More Holidays 

 
 

That's where we stayed. Behind the olive tree on the left was an outdoor, freshwater shower. After a long day's swimming, it was good to return to the shower and luxuriate under the cool water. 

The children loved the water; for hours at a time they swam and dived for shells and sea urchins. The water was salty but clear. 
 

 
 
Although there was a heat wave in Athens with temperatures of 45-46C, we spent two days there visiting the Plaka area of the Acropolis with our friend and guide (the charming and beautiful Isidore, the youngest ever female Greek civil judge, soon to be made President of the Court, well known for her work on human rights, lately concerned with children's rights); the Archaeological museum which contains treasures from Mycenae, frescos from Santorini, the bronze masterpeice, The God of the Sea, or Poseidon, found on the sea bed in 1928; and of course the Acropolis itself and the greatest temple in the world, the Parthenon. 

 

Hundreds of tourists clambered over the worn and slippery marble slopes around the Parthenon.

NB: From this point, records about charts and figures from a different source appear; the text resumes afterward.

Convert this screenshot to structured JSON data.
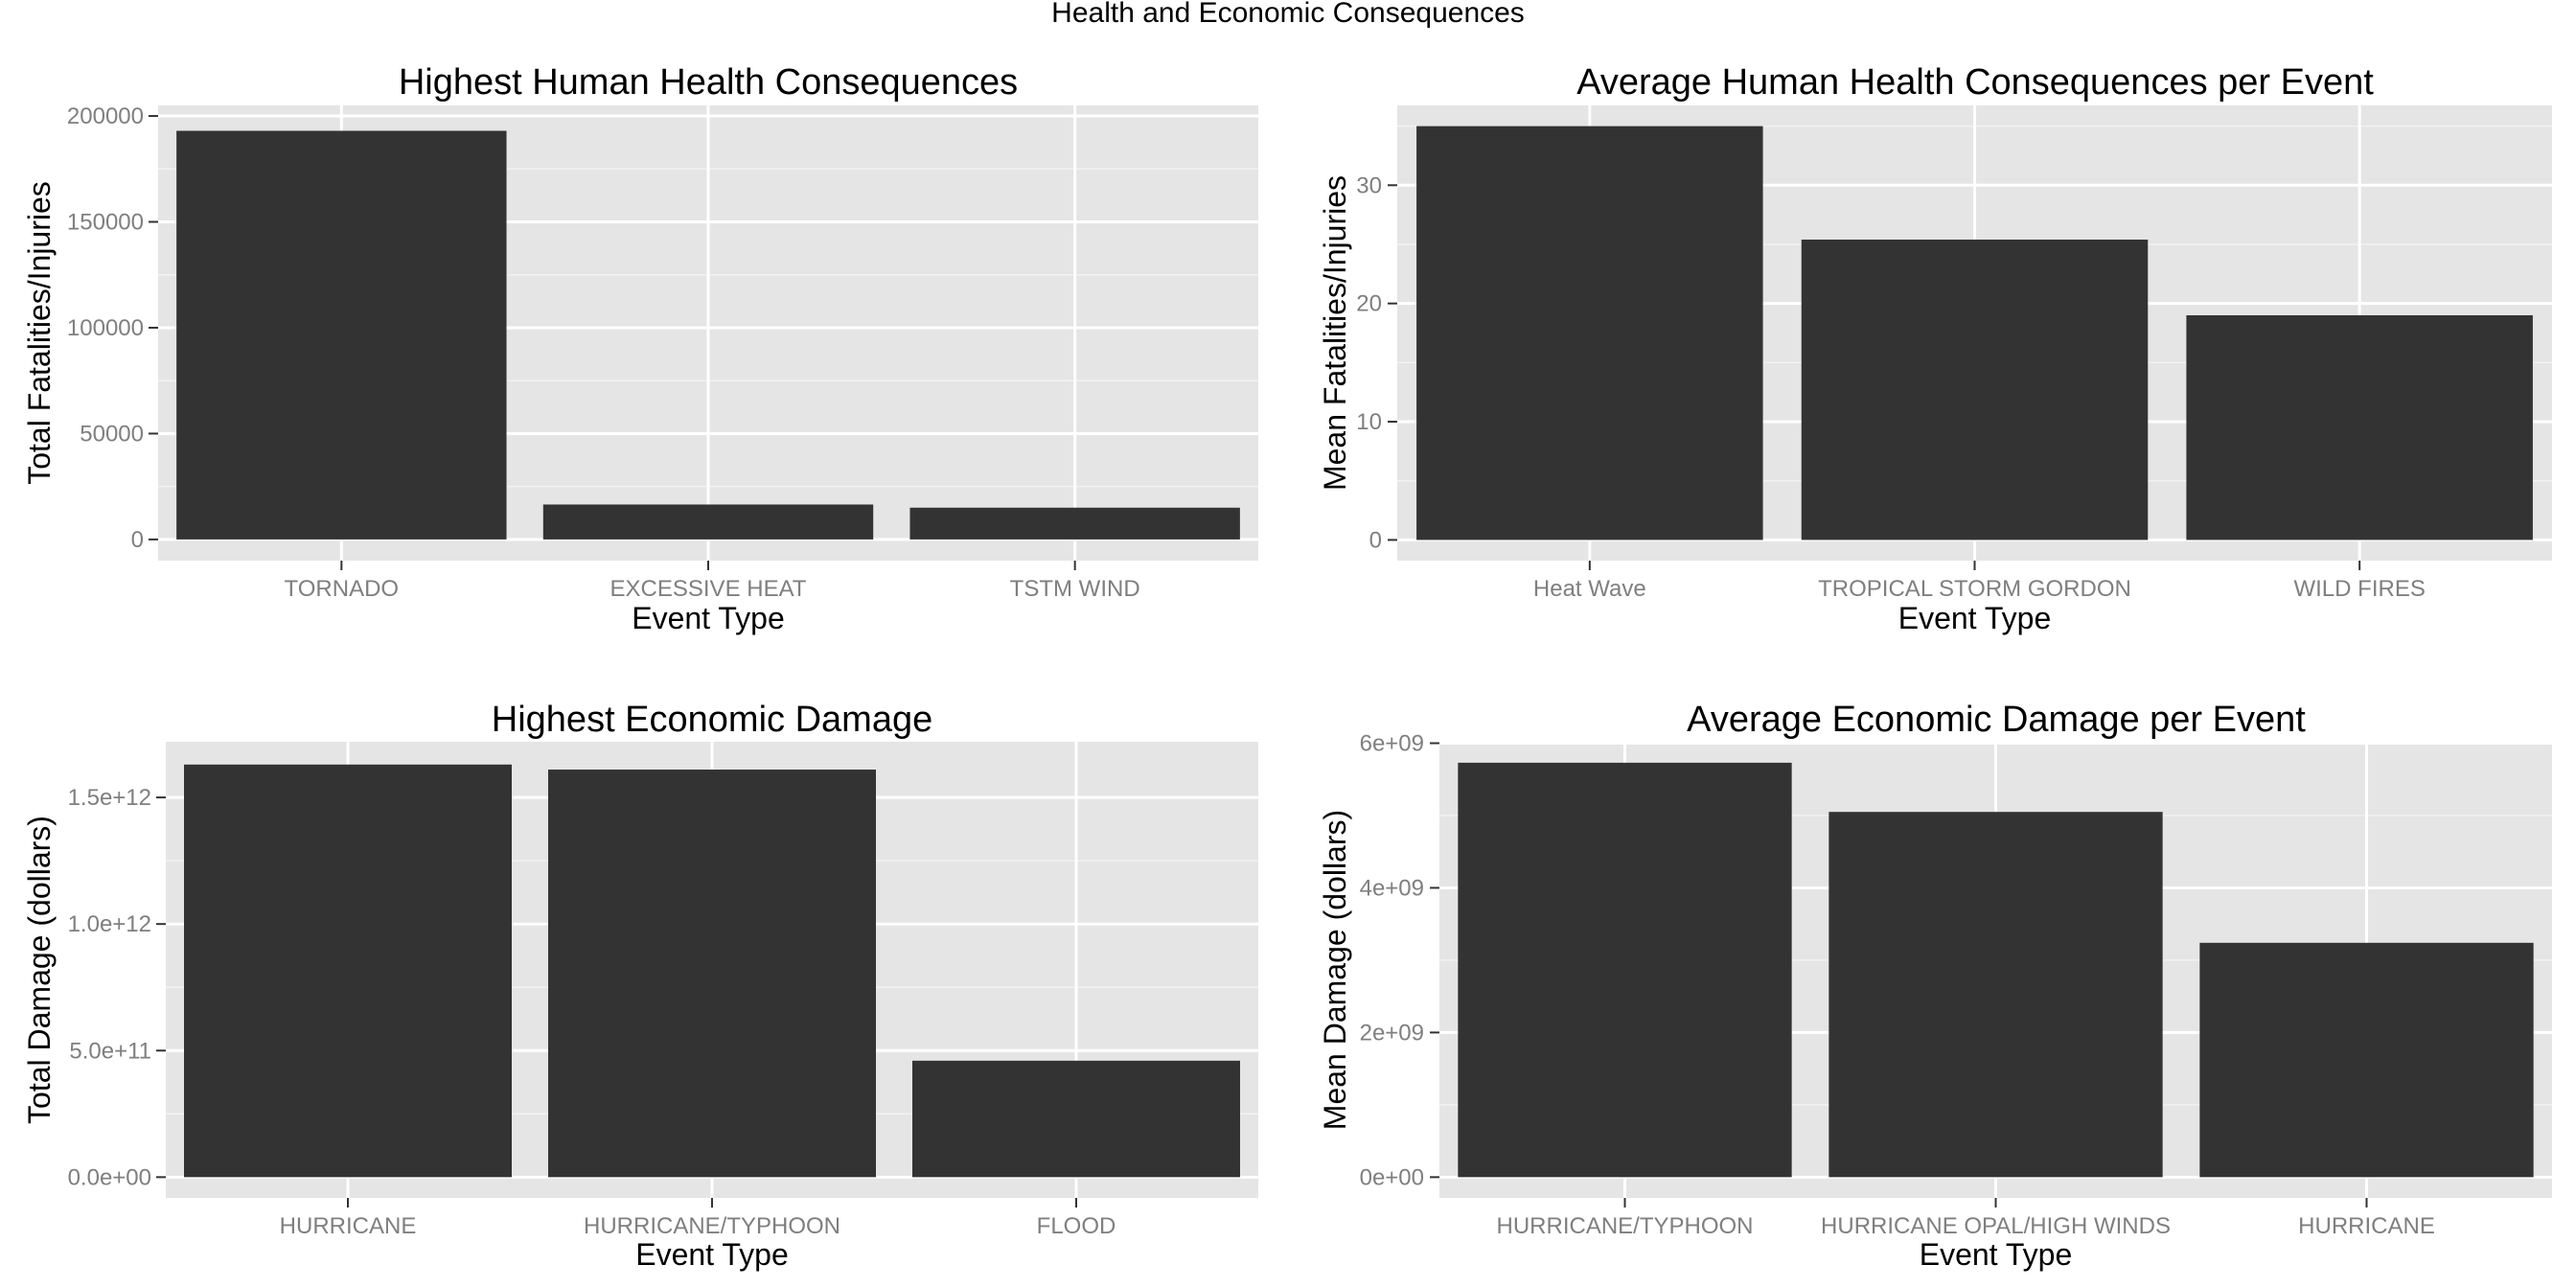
{
  "title": "Health and Economic Consequences",
  "colors": {
    "bar": "#333333",
    "panel_background": "#e5e5e5",
    "grid": "#ffffff",
    "tick_label": "#7f7f7f"
  },
  "chart_data": [
    {
      "type": "bar",
      "title": "Highest Human Health Consequences",
      "xlabel": "Event Type",
      "ylabel": "Total Fatalities/Injuries",
      "categories": [
        "TORNADO",
        "EXCESSIVE HEAT",
        "TSTM WIND"
      ],
      "values": [
        193000,
        16500,
        15000
      ],
      "ylim": [
        -10000,
        205000
      ],
      "yticks": [
        0,
        50000,
        100000,
        150000,
        200000
      ],
      "ytick_labels": [
        "0",
        "50000",
        "100000",
        "150000",
        "200000"
      ],
      "grid": true
    },
    {
      "type": "bar",
      "title": "Average Human Health Consequences per Event",
      "xlabel": "Event Type",
      "ylabel": "Mean Fatalities/Injuries",
      "categories": [
        "Heat Wave",
        "TROPICAL STORM GORDON",
        "WILD FIRES"
      ],
      "values": [
        35,
        25.4,
        19
      ],
      "ylim": [
        -1.75,
        36.75
      ],
      "yticks": [
        0,
        10,
        20,
        30
      ],
      "ytick_labels": [
        "0",
        "10",
        "20",
        "30"
      ],
      "grid": true
    },
    {
      "type": "bar",
      "title": "Highest Economic Damage",
      "xlabel": "Event Type",
      "ylabel": "Total Damage (dollars)",
      "categories": [
        "HURRICANE",
        "HURRICANE/TYPHOON",
        "FLOOD"
      ],
      "values": [
        1630000000000.0,
        1610000000000.0,
        460000000000.0
      ],
      "ylim": [
        -82000000000.0,
        1720000000000.0
      ],
      "yticks": [
        0,
        500000000000.0,
        1000000000000.0,
        1500000000000.0
      ],
      "ytick_labels": [
        "0.0e+00",
        "5.0e+11",
        "1.0e+12",
        "1.5e+12"
      ],
      "grid": true
    },
    {
      "type": "bar",
      "title": "Average Economic Damage per Event",
      "xlabel": "Event Type",
      "ylabel": "Mean Damage (dollars)",
      "categories": [
        "HURRICANE/TYPHOON",
        "HURRICANE OPAL/HIGH WINDS",
        "HURRICANE"
      ],
      "values": [
        5730000000.0,
        5050000000.0,
        3240000000.0
      ],
      "ylim": [
        -287000000.0,
        6020000000.0
      ],
      "yticks": [
        0,
        2000000000.0,
        4000000000.0,
        6000000000.0
      ],
      "ytick_labels": [
        "0e+00",
        "2e+09",
        "4e+09",
        "6e+09"
      ],
      "grid": true
    }
  ]
}
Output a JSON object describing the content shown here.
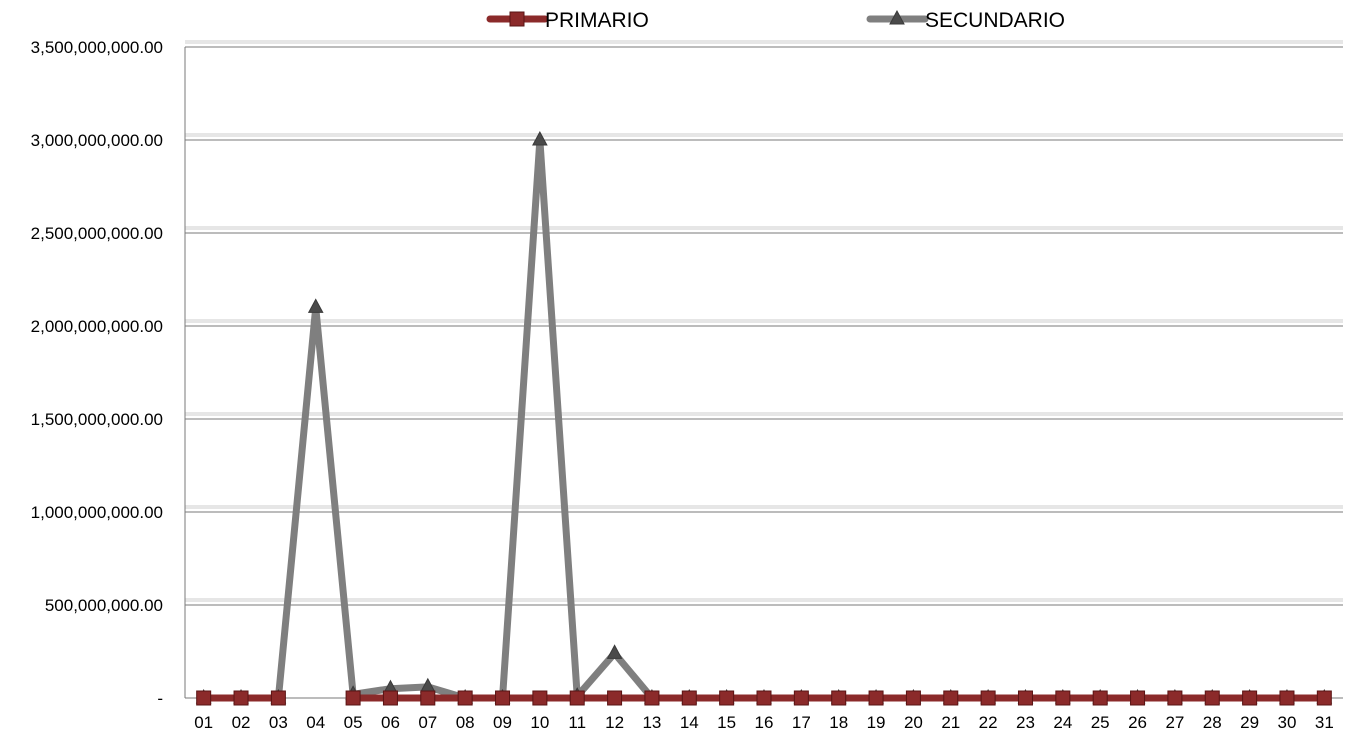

Athens is a noisy city and it is difficult to imagine what it must have been like over 2,000 years ago without the constant traffic and aircraft noise - one imagines a kind of Arcadian paradise. The ancient Greeks knew how to choose the best places to site their temples and marble homages to their gods. 

On the 11th August the skies dimmed for a couple of hours but otherwise the eclipse passed as something of a non-event. The sun came back with vigour and strength a few hours later. Helios the sun god assumed mastery again, and Apollo's lips were sunlit. 

Under the Attic sky, the marble ruins glowed again with a glorious light.